A good e-mail program like TuruKame Mail will warn you anytime you try to send a message containing any characters that do not match the encoding in your headers. For other programs it is necessary to check manually, which is done differently in each program. Take time to learn how to check and adjust the encoding in your particular program.

Posting via a Web interface

This last problem does not have to do with e-mail programs per se, but relates to the mailing lists hosted on Yahoo Groups.

It is possible to post messages to Honyaku and other such lists directly from the Yahoo Groups Web site. Unfortunately, the default is set to English (ISO-8859-1), which is unacceptable for Japanese.

Right under the text entry box where you enter your message text is a place to designate the language. It looks like this:

A common mistake is to assume that since the message is in English, the choice above should also be "English". But in fact, what this question is asking about is those pesky encoding schemes. The choice of "English" actually sets the encoding to ISO-8859-1, which is no good for Japanese.

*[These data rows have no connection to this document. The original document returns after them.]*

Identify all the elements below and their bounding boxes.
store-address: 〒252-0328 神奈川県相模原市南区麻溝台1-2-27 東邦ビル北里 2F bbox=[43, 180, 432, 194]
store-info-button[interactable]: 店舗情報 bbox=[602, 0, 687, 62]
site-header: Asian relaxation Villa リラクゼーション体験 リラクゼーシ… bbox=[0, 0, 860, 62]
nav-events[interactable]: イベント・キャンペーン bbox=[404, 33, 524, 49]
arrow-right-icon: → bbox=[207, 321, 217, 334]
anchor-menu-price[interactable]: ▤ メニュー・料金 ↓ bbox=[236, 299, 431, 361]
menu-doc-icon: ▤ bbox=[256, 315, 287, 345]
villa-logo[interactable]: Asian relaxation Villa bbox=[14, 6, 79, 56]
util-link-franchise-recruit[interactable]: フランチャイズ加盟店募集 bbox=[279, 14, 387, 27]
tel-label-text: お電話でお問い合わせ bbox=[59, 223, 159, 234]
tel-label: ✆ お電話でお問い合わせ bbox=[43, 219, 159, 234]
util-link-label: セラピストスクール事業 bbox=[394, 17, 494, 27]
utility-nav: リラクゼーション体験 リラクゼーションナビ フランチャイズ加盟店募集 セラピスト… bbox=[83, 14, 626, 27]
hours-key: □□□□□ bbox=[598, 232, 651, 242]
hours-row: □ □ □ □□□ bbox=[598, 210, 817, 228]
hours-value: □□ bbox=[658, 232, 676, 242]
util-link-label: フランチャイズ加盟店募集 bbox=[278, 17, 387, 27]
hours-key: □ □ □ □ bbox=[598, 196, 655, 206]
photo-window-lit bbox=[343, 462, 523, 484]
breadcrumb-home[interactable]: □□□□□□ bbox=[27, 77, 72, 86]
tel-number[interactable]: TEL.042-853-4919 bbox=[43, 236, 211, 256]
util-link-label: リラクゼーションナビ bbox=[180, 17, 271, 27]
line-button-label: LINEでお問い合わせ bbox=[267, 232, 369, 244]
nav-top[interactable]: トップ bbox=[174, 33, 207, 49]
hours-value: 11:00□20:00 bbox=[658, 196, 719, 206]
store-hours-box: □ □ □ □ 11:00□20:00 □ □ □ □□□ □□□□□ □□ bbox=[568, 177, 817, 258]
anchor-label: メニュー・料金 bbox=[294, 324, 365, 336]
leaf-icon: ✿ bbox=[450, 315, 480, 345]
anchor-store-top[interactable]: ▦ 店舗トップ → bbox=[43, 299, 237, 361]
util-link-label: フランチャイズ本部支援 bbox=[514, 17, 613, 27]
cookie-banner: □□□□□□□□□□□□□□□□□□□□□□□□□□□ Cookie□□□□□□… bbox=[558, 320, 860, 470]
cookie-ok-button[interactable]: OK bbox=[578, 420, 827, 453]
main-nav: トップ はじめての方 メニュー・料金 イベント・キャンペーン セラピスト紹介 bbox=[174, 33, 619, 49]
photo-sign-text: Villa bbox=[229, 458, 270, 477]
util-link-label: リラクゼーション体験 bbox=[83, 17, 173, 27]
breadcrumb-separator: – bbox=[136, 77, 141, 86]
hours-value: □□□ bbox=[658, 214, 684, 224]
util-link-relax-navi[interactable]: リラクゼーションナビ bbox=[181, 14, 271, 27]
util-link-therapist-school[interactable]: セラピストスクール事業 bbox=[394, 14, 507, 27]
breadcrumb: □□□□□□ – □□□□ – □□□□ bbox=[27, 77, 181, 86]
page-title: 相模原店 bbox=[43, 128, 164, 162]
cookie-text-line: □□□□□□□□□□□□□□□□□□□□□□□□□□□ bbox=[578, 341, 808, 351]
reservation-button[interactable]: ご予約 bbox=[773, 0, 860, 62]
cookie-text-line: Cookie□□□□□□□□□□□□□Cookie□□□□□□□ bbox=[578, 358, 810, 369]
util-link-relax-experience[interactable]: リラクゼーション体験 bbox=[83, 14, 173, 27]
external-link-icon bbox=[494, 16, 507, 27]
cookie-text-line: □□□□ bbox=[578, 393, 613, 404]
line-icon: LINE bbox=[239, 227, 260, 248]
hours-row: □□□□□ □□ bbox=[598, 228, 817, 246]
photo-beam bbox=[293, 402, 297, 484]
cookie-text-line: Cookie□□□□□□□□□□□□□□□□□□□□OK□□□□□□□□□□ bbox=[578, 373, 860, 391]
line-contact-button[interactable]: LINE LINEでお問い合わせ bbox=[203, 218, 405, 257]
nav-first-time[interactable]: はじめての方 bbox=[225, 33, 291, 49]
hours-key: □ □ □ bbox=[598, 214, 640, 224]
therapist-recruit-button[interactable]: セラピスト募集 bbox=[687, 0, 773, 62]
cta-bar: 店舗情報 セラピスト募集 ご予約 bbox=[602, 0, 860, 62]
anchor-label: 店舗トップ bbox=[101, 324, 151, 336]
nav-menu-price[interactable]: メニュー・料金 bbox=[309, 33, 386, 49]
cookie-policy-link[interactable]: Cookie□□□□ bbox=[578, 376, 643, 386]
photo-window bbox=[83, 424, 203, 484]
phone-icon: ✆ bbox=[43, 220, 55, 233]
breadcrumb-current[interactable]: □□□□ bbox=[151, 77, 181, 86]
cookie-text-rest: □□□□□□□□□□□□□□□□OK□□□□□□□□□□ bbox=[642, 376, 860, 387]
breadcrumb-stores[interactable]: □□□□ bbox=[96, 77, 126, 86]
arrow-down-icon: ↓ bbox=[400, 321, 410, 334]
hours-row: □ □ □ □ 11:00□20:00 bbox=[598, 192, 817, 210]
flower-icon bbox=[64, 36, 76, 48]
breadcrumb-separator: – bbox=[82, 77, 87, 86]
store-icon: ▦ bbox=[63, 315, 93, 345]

So when posting from the Web site, if your message (or signature) has any Japanese at all in it, be sure to choose "Japanese" as the posting language.

Additional complications can arise, however, depending on your browser's default encoding settings. If they are set to Auto-detect, Japanese (JIS), or Japanese (EUC), there should be no problem. But if Unicode (UTF-8) is set as the default, even selecting Japanese as the posting language may not have the desired result. The safest approach is to avoid posting through the Web altogether, using a Japanese email program like those introduced here instead.

Other resources

If you've received a bake'd piece of mail, this page may be able to help decode it. It offers a MIME header decoder, a broken JIS mail recovery service, and a Unicode decoder.